In the present study, we selected A. actinomycetemcomitans, P. intermedia, and P. gingivalis for analysis after the previous study, which reported an association between serum anti-periodontal pathogen antibody and ischemic stroke. Hosomi et al. reported that anti-P. intermedia antibody was associated with carotid artery atherosclerosis, and that anti-P. intermedia antibody may be associated with atherothrombotic stroke through its association with carotid artery atherosclerosis [43]. It was found that patients with diabetic nephropathy had significantly more A. actinomycetemcomitans and cerebral infarction compared to patients with non-diabetic nephropathy in dental plaque. The results of degree of periodontitis also tended to be higher among patients in the diabetic nephropathy group, although the difference was not significant. Therefore, we thought that A. actinomycetemcomitans may play a role, at least a part, in the development of cerebral infarction in Japanese HD patients with diabetic nephrology. However, some of the results were not consistent with our hypothesis. Increased systemic inflammation as a pathogenic link was not supported by serum hs-CRP levels and the IgG titers against A. actinomycetemcomitans. Because periodontal A. actinomycetemcomitans infection is generally a local burden, it may not influence systemic inflammatory reaction until periodontitis becomes more advanced. At this point, we cannot clarify the discrepancy between A. actinomycetemcomitans infection and hs-CRP levels. Further investigation is required.
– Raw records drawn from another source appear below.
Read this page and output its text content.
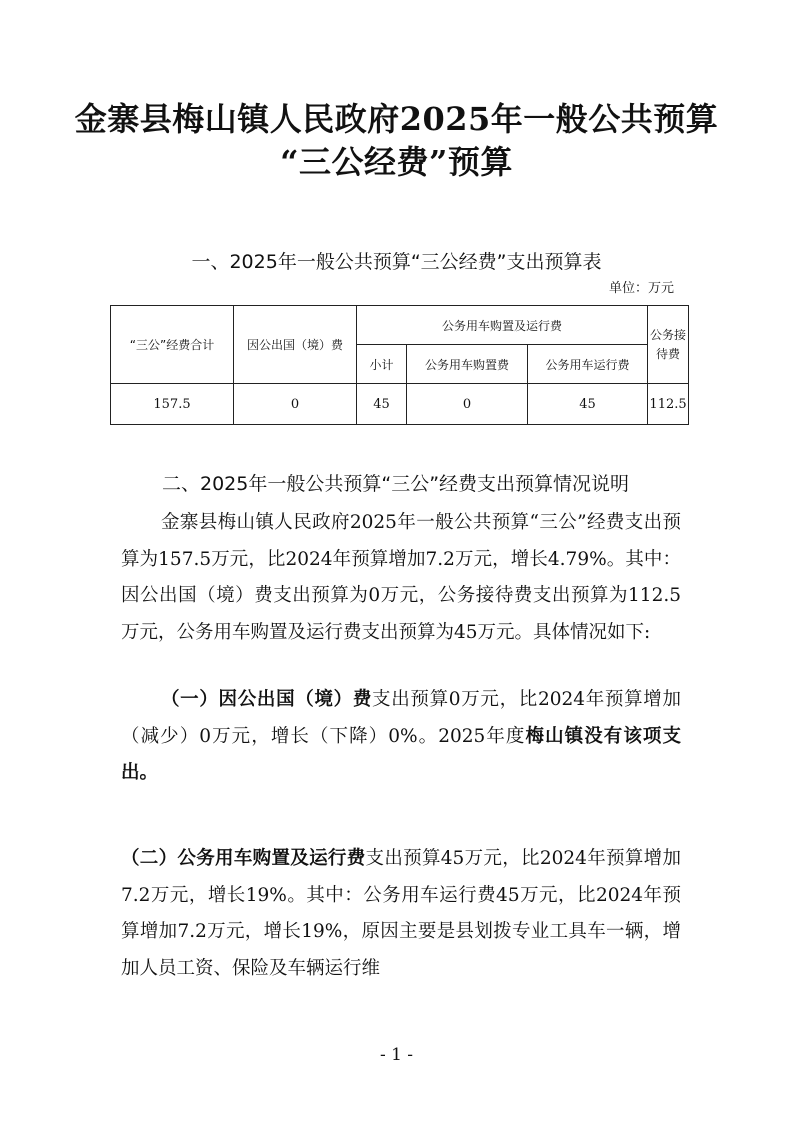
金寨县梅山镇人民政府2025年一般公共预算
“三公经费”预算
一、2025年一般公共预算“三公经费”支出预算表
单位：万元
“三公”经费合计	因公出国（境）费	公务用车购置及运行费			公务接待费
		小计	公务用车购置费	公务用车运行费	
157.5	0	45	0	45	112.5
二、2025年一般公共预算“三公”经费支出预算情况说明

金寨县梅山镇人民政府2025年一般公共预算“三公”经费支出预算为157.5万元，比2024年预算增加7.2万元，增长4.79%。其中：因公出国（境）费支出预算为0万元，公务接待费支出预算为112.5万元，公务用车购置及运行费支出预算为45万元。具体情况如下:

（一）因公出国（境）费支出预算0万元，比2024年预算增加（减少）0万元，增长（下降）0%。2025年度梅山镇没有该项支出。

（二）公务用车购置及运行费支出预算45万元，比2024年预算增加7.2万元，增长19%。其中：公务用车运行费45万元，比2024年预算增加7.2万元，增长19%，原因主要是县划拨专业工具车一辆，增加人员工资、保险及车辆运行维

- 1 -
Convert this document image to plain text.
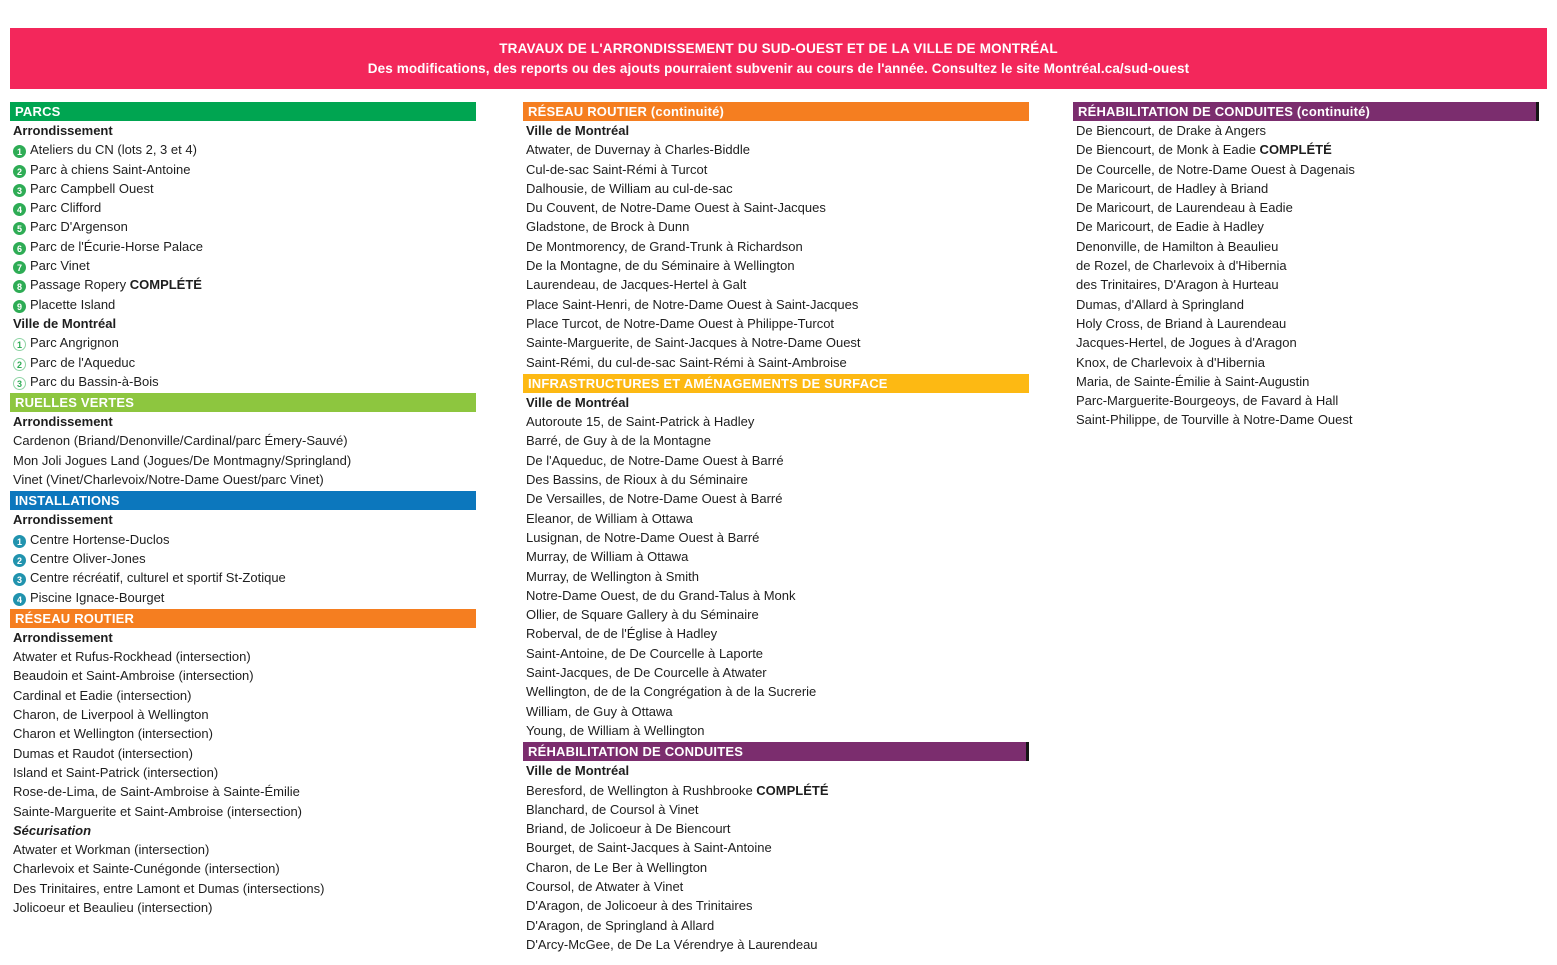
TRAVAUX DE L'ARRONDISSEMENT DU SUD-OUEST ET DE LA VILLE DE MONTRÉAL
Des modifications, des reports ou des ajouts pourraient subvenir au cours de l'année. Consultez le site Montréal.ca/sud-ouest
PARCS
Arrondissement
1 Ateliers du CN (lots 2, 3 et 4)
2 Parc à chiens Saint-Antoine
3 Parc Campbell Ouest
4 Parc Clifford
5 Parc D'Argenson
6 Parc de l'Écurie-Horse Palace
7 Parc Vinet
8 Passage Ropery COMPLÉTÉ
9 Placette Island
Ville de Montréal
1 Parc Angrignon
2 Parc de l'Aqueduc
3 Parc du Bassin-à-Bois
RUELLES VERTES
Arrondissement
Cardenon (Briand/Denonville/Cardinal/parc Émery-Sauvé)
Mon Joli Jogues Land (Jogues/De Montmagny/Springland)
Vinet (Vinet/Charlevoix/Notre-Dame Ouest/parc Vinet)
INSTALLATIONS
Arrondissement
1 Centre Hortense-Duclos
2 Centre Oliver-Jones
3 Centre récréatif, culturel et sportif St-Zotique
4 Piscine Ignace-Bourget
RÉSEAU ROUTIER
Arrondissement
Atwater et Rufus-Rockhead (intersection)
Beaudoin et Saint-Ambroise (intersection)
Cardinal et Eadie (intersection)
Charon, de Liverpool à Wellington
Charon et Wellington (intersection)
Dumas et Raudot (intersection)
Island et Saint-Patrick (intersection)
Rose-de-Lima, de Saint-Ambroise à Sainte-Émilie
Sainte-Marguerite et Saint-Ambroise (intersection)
Sécurisation
Atwater et Workman (intersection)
Charlevoix et Sainte-Cunégonde (intersection)
Des Trinitaires, entre Lamont et Dumas (intersections)
Jolicoeur et Beaulieu (intersection)
RÉSEAU ROUTIER (continuité)
Ville de Montréal
Atwater, de Duvernay à Charles-Biddle
Cul-de-sac Saint-Rémi à Turcot
Dalhousie, de William au cul-de-sac
Du Couvent, de Notre-Dame Ouest à Saint-Jacques
Gladstone, de Brock à Dunn
De Montmorency, de Grand-Trunk à Richardson
De la Montagne, de du Séminaire à Wellington
Laurendeau, de Jacques-Hertel à Galt
Place Saint-Henri, de Notre-Dame Ouest à Saint-Jacques
Place Turcot, de Notre-Dame Ouest à Philippe-Turcot
Sainte-Marguerite, de Saint-Jacques à Notre-Dame Ouest
Saint-Rémi, du cul-de-sac Saint-Rémi à Saint-Ambroise
INFRASTRUCTURES ET AMÉNAGEMENTS DE SURFACE
Ville de Montréal
Autoroute 15, de Saint-Patrick à Hadley
Barré, de Guy à de la Montagne
De l'Aqueduc, de Notre-Dame Ouest à Barré
Des Bassins, de Rioux à du Séminaire
De Versailles, de Notre-Dame Ouest à Barré
Eleanor, de William à Ottawa
Lusignan, de Notre-Dame Ouest à Barré
Murray, de William à Ottawa
Murray, de Wellington à Smith
Notre-Dame Ouest, de du Grand-Talus à Monk
Ollier, de Square Gallery à du Séminaire
Roberval, de de l'Église à Hadley
Saint-Antoine, de De Courcelle à Laporte
Saint-Jacques, de De Courcelle à Atwater
Wellington, de de la Congrégation à de la Sucrerie
William, de Guy à Ottawa
Young, de William à Wellington
RÉHABILITATION DE CONDUITES
Ville de Montréal
Beresford, de Wellington à Rushbrooke COMPLÉTÉ
Blanchard, de Coursol à Vinet
Briand, de Jolicoeur à De Biencourt
Bourget, de Saint-Jacques à Saint-Antoine
Charon, de Le Ber à Wellington
Coursol, de Atwater à Vinet
D'Aragon, de Jolicoeur à des Trinitaires
D'Aragon, de Springland à Allard
D'Arcy-McGee, de De La Vérendrye à Laurendeau
RÉHABILITATION DE CONDUITES (continuité)
De Biencourt, de Drake à Angers
De Biencourt, de Monk à Eadie COMPLÉTÉ
De Courcelle, de Notre-Dame Ouest à Dagenais
De Maricourt, de Hadley à Briand
De Maricourt, de Laurendeau à Eadie
De Maricourt, de Eadie à Hadley
Denonville, de Hamilton à Beaulieu
de Rozel, de Charlevoix à d'Hibernia
des Trinitaires, D'Aragon à Hurteau
Dumas, d'Allard à Springland
Holy Cross, de Briand à Laurendeau
Jacques-Hertel, de Jogues à d'Aragon
Knox, de Charlevoix à d'Hibernia
Maria, de Sainte-Émilie à Saint-Augustin
Parc-Marguerite-Bourgeoys, de Favard à Hall
Saint-Philippe, de Tourville à Notre-Dame Ouest
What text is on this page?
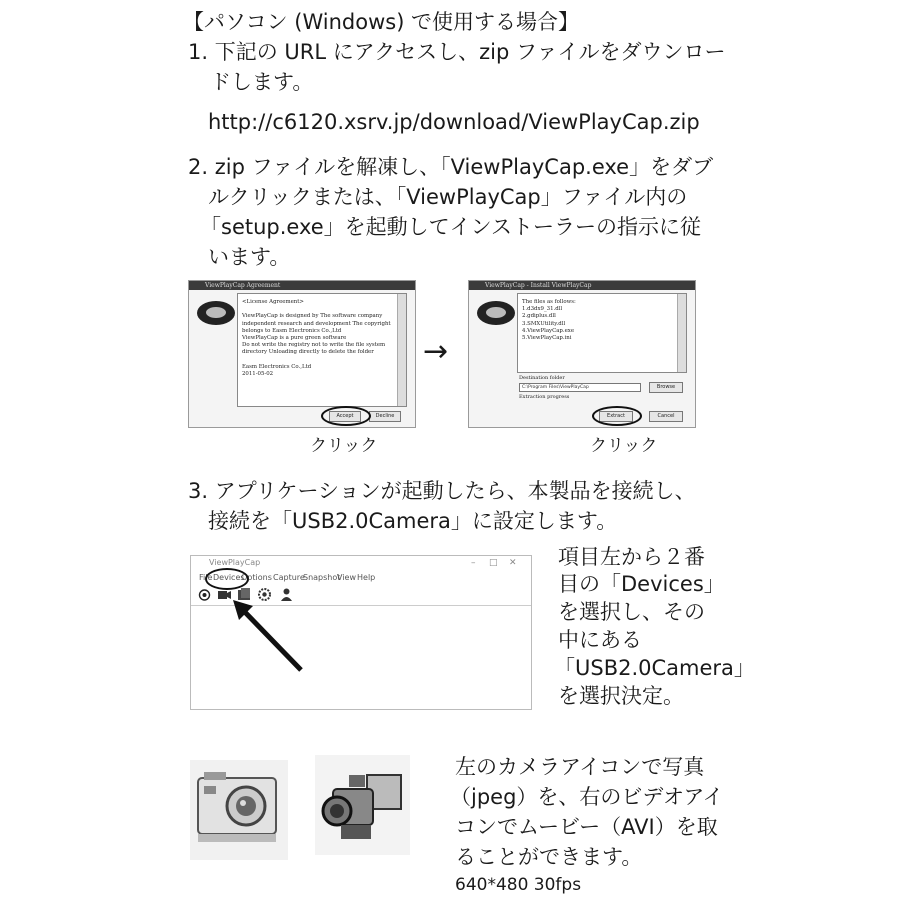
【パソコン (Windows) で使用する場合】
1. 下記の URL にアクセスし、zip ファイルをダウンロー
ドします。
http://c6120.xsrv.jp/download/ViewPlayCap.zip
2. zip ファイルを解凍し、「ViewPlayCap.exe」をダブ
ルクリックまたは、「ViewPlayCap」ファイル内の
「setup.exe」を起動してインストーラーの指示に従
います。
ViewPlayCap Agreement
<License Agreement>

ViewPlayCap is designed by The software company
independent research and development The copyright
belongs to Easm Electronics Co.,Ltd
ViewPlayCap is a pure green software
Do not write the registry not to write the file system
directory Unloading directly to delete the folder

Easm Electronics Co.,Ltd
2011-05-02
Accept	Decline
クリック
→
ViewPlayCap - Install ViewPlayCap
The files as follows:
1.d3dx9_31.dll
2.gdiplus.dll
3.SMXUtility.dll
4.ViewPlayCap.exe
5.ViewPlayCap.ini
Destination folder
C:\Program Files\ViewPlayCap	Browse
Extraction progress
Extract	Cancel
クリック
3. アプリケーションが起動したら、本製品を接続し、
接続を「USB2.0Camera」に設定します。
ViewPlayCap	– □ ✕
File Devices
Options Capture
Snapshot
View Help
項目左から２番
目の「Devices」
を選択し、その
中にある
「USB2.0Camera」
を選択決定。
左のカメラアイコンで写真
（jpeg）を、右のビデオアイ
コンでムービー（AVI）を取
ることができます。
640*480 30fps
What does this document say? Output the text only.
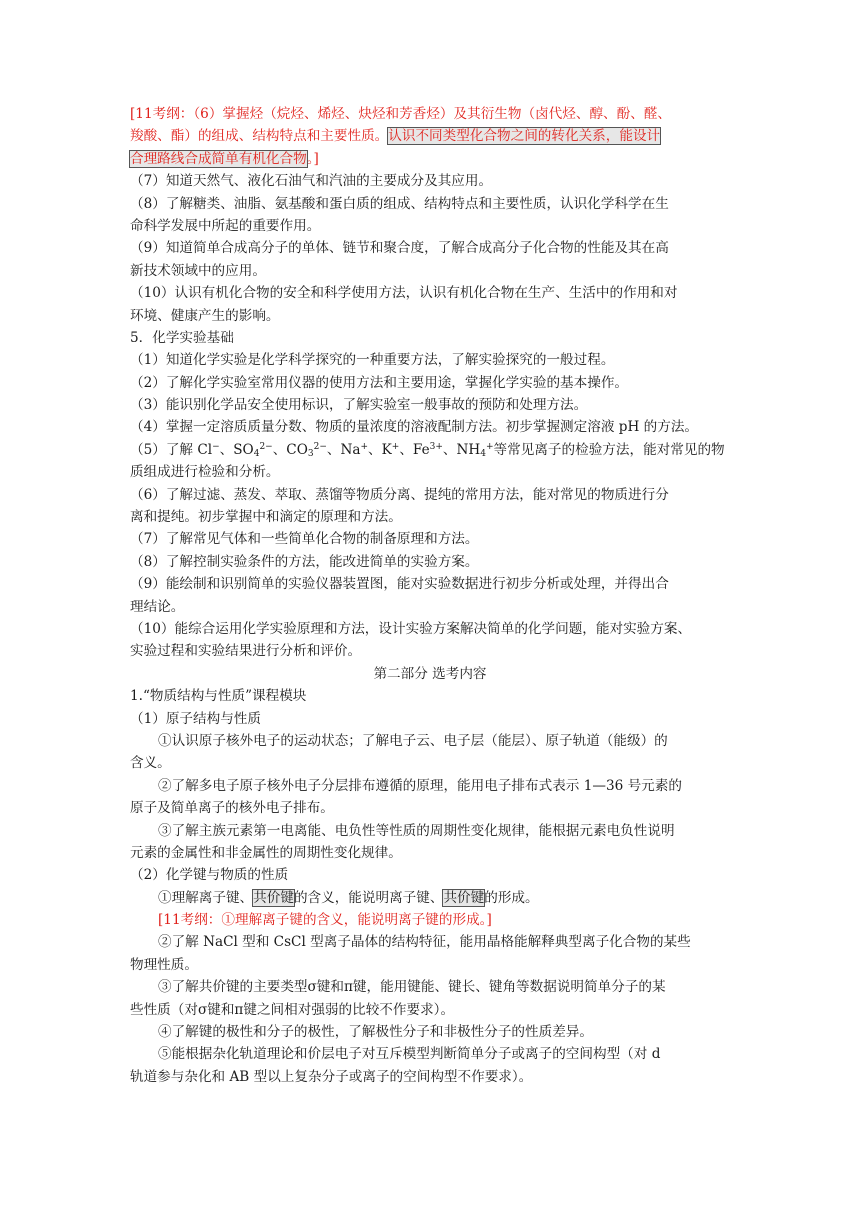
[11考纲：（6）掌握烃（烷烃、烯烃、炔烃和芳香烃）及其衍生物（卤代烃、醇、酚、醛、
羧酸、酯）的组成、结构特点和主要性质。认识不同类型化合物之间的转化关系，能设计
合理路线合成简单有机化合物。]
（7）知道天然气、液化石油气和汽油的主要成分及其应用。
（8）了解糖类、油脂、氨基酸和蛋白质的组成、结构特点和主要性质，认识化学科学在生
命科学发展中所起的重要作用。
（9）知道简单合成高分子的单体、链节和聚合度，了解合成高分子化合物的性能及其在高
新技术领域中的应用。
（10）认识有机化合物的安全和科学使用方法，认识有机化合物在生产、生活中的作用和对
环境、健康产生的影响。
5．化学实验基础
（1）知道化学实验是化学科学探究的一种重要方法，了解实验探究的一般过程。
（2）了解化学实验室常用仪器的使用方法和主要用途，掌握化学实验的基本操作。
（3）能识别化学品安全使用标识，了解实验室一般事故的预防和处理方法。
（4）掌握一定溶质质量分数、物质的量浓度的溶液配制方法。初步掌握测定溶液 pH 的方法。
（5）了解 Cl−、$SO_4^{2-}$、$CO_3^{2-}$、Na+、K+、$Fe^{3+}$、$NH_4^+$等常见离子的检验方法，能对常见的物
质组成进行检验和分析。
（6）了解过滤、蒸发、萃取、蒸馏等物质分离、提纯的常用方法，能对常见的物质进行分
离和提纯。初步掌握中和滴定的原理和方法。
（7）了解常见气体和一些简单化合物的制备原理和方法。
（8）了解控制实验条件的方法，能改进简单的实验方案。
（9）能绘制和识别简单的实验仪器装置图，能对实验数据进行初步分析或处理，并得出合
理结论。
（10）能综合运用化学实验原理和方法，设计实验方案解决简单的化学问题，能对实验方案、
实验过程和实验结果进行分析和评价。
第二部分 选考内容
1.“物质结构与性质”课程模块
（1）原子结构与性质
①认识原子核外电子的运动状态；了解电子云、电子层（能层）、原子轨道（能级）的
含义。
②了解多电子原子核外电子分层排布遵循的原理，能用电子排布式表示 1—36 号元素的
原子及简单离子的核外电子排布。
③了解主族元素第一电离能、电负性等性质的周期性变化规律，能根据元素电负性说明
元素的金属性和非金属性的周期性变化规律。
（2）化学键与物质的性质
①理解离子键、共价键的含义，能说明离子键、共价键的形成。
[11考纲：①理解离子键的含义，能说明离子键的形成。]
②了解 NaCl 型和 CsCl 型离子晶体的结构特征，能用晶格能解释典型离子化合物的某些
物理性质。
③了解共价键的主要类型σ键和π键，能用键能、键长、键角等数据说明简单分子的某
些性质（对σ键和π键之间相对强弱的比较不作要求）。
④了解键的极性和分子的极性，了解极性分子和非极性分子的性质差异。
⑤能根据杂化轨道理论和价层电子对互斥模型判断简单分子或离子的空间构型（对 d
轨道参与杂化和 AB 型以上复杂分子或离子的空间构型不作要求）。
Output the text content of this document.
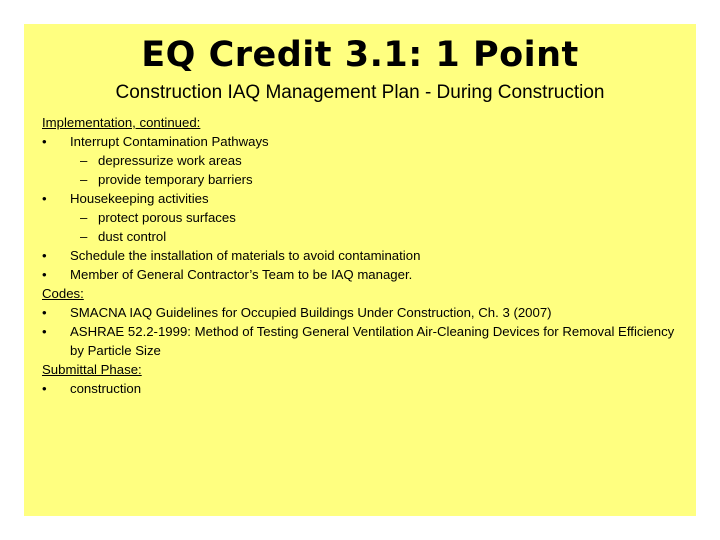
EQ Credit 3.1: 1 Point
Construction IAQ Management Plan - During Construction
Implementation, continued:
•	Interrupt Contamination Pathways
– depressurize work areas
– provide temporary barriers
•	Housekeeping activities
– protect porous surfaces
– dust control
•	Schedule the installation of materials to avoid contamination
•	Member of General Contractor’s Team to be IAQ manager.
Codes:
•	SMACNA IAQ Guidelines for Occupied Buildings Under Construction, Ch. 3 (2007)
•	ASHRAE 52.2-1999: Method of Testing General Ventilation Air-Cleaning Devices for Removal Efficiency by Particle Size
Submittal Phase:
•	construction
The virulence of A. actinomycetemcomitans is still not well understood, but it is able to produce a heat-labile leukotoxin, which belongs to the repeat-in-toxin (RTX) family. The gene ltxA encodes a structural leukotoxin and genes ltxB and ltxD encode proteins required for its secretion. Gene ltxC encodes an acyltransferase that is responsible for the modification of proto-toxin to the active toxin [44]. Moreover, the leukotoxin production has been associated with evasion against the defense cells of the periodontal tissues [45, 46]. In this study, we cannot reveal the virulence mechanisms among the dialysis, DM, and cerebral infarction. Thus, further investigation is needed to clarify the pathological mechanisms.

We have some limitations in this study. Firstly, it is difficult to reveal a causal relationship among periodontal A. actinomycetemcomitans infection, diabetic nephropathy, and cerebral infarction, because this is a cross-sectional observation study. Secondly, some statistical analyses were incomplete because the sample size was too small to calculate. Thus, further investigation is required.

Conclusions

Periodontal pathogens, particularly A. actinomycetemcomitans, may play a role, at least a part, in the development of cerebral infarction in Japanese HD patients with diabetic nephropathy.